Подобно сестре Констанции Аглетрудис бесстыдно рассматривала мой выпирающий живот. Я постаралась говорить спокойно:
— Ты же понимаешь, как непросто было нам — мне! — явиться сюда. — Я тоже держана руки за спиной, но лишь потому, что не хотела показать Аглетрудис стиснутые кулаки. — Нам больше некуда идти…
Аглетрудис попыталась изобразить сочувствие, но улыбка стала еще уродливее.
— Ах, какая интереснейшая ситуация! Миссия наша — милосердие, и учат нас искать прощение для каждого грешника. Но сложность наша в том, что большинство сестер считают тебя хуже, чем просто грешницей.
Какая странная реакция на мой побег из Энгельталя…
— Я покинула монастырь, но никогда бы не хотела оскорбить Дом Господа!
— И, конечно, матушка Кристина тоже. — Аглетрудис не утратила способности колоть по самому больному. — Если бы ты просто исчезла, вряд ли кто-то захотел теперь отказать тебе в помощи. Но из-за твоего поведения в ту ночь бедная сестра Гертруда умерла от разрыва сердца!
Гертруда нипочем бы не стала волноваться обо мне… разве только о том, что из-за моего отсутствия работа над ее Библией пойдет медленнее.
— Разрыв сердца? Не может быть!
— Ни к чему отрицать, сес… ох, прошу прощения, Марианн. Неужели ты забыла, что в ту ночь я видела, как ты вышла из скриптория? А я помню! И помню еще, как наутро бедная сестра Гертруда обнаружила, что все ее труды сгорели! Каждая глава и каждый стих, все — пепел!.. — Аглетрудис сделала театральную паузу. — Как посмела ты поджечь ее Библию?

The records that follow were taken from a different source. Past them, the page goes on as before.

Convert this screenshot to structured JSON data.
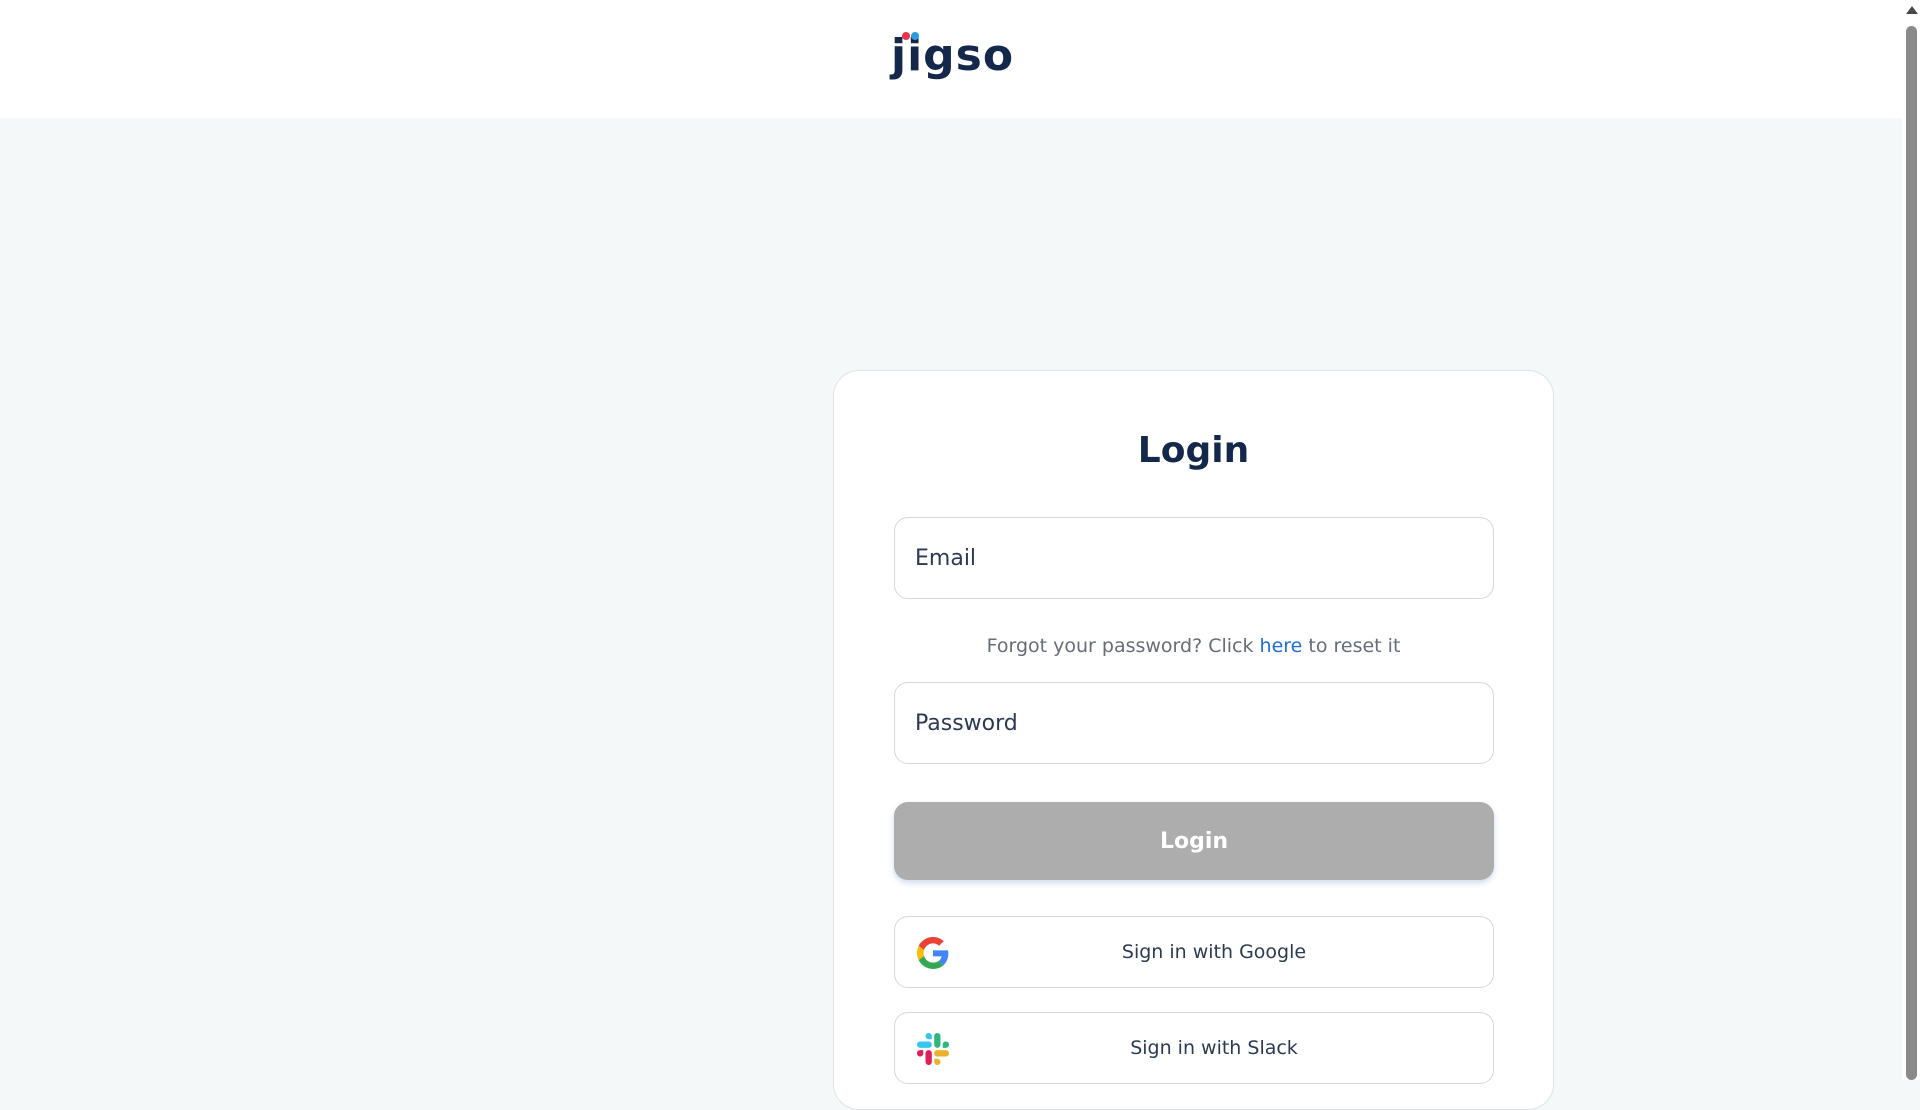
{
  "header": {
    "logo_text": "jigso",
    "logo_dot_colors": [
      "#e8344e",
      "#2f9ae0"
    ]
  },
  "login": {
    "title": "Login",
    "email_placeholder": "Email",
    "forgot_prefix": "Forgot your password? Click ",
    "forgot_link": "here",
    "forgot_suffix": " to reset it",
    "password_placeholder": "Password",
    "login_button": "Login",
    "google_button": "Sign in with Google",
    "slack_button": "Sign in with Slack"
  },
  "icons": {
    "google": "google-logo-icon",
    "slack": "slack-logo-icon"
  },
  "colors": {
    "brand_navy": "#13284a",
    "link_blue": "#1f6fd8",
    "login_button_disabled": "#adadad",
    "page_background": "#f5f8f9"
  }
}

Этот показушный вздох все объяснил. Она сожгла «Die Gertrud Bibel» в ночь моего побега и обвинила меня. Так я и стала сестрой, что разрушила всю работу Гертруды, дело всей ее жизни! Я оказалась монахиней, что превратила Слово Божье в пепел, и сбежала, и сделалась любовницей убийцы.
У Аглетрудис прямо-таки глаза светились.
— Матушка Кристина приказала вымарать твое имя изо всех летописей, а теперь, когда отец Сандер скончался — ты же знаешь, что он тоже умер? — мы вычеркиваем тебя и из его работ.
Я всегда считала Аглетрудис лишь прислужницей Гертруды, пособницей, но не главной злодейкой. Как же быстро все перевернулось! В одну секунду мне раскрылось все зло, на которое была способна эта женщина. После моего исчезновения она, конечно, восстановила свои позиции наследницы скриптория. Но этого ей было мало.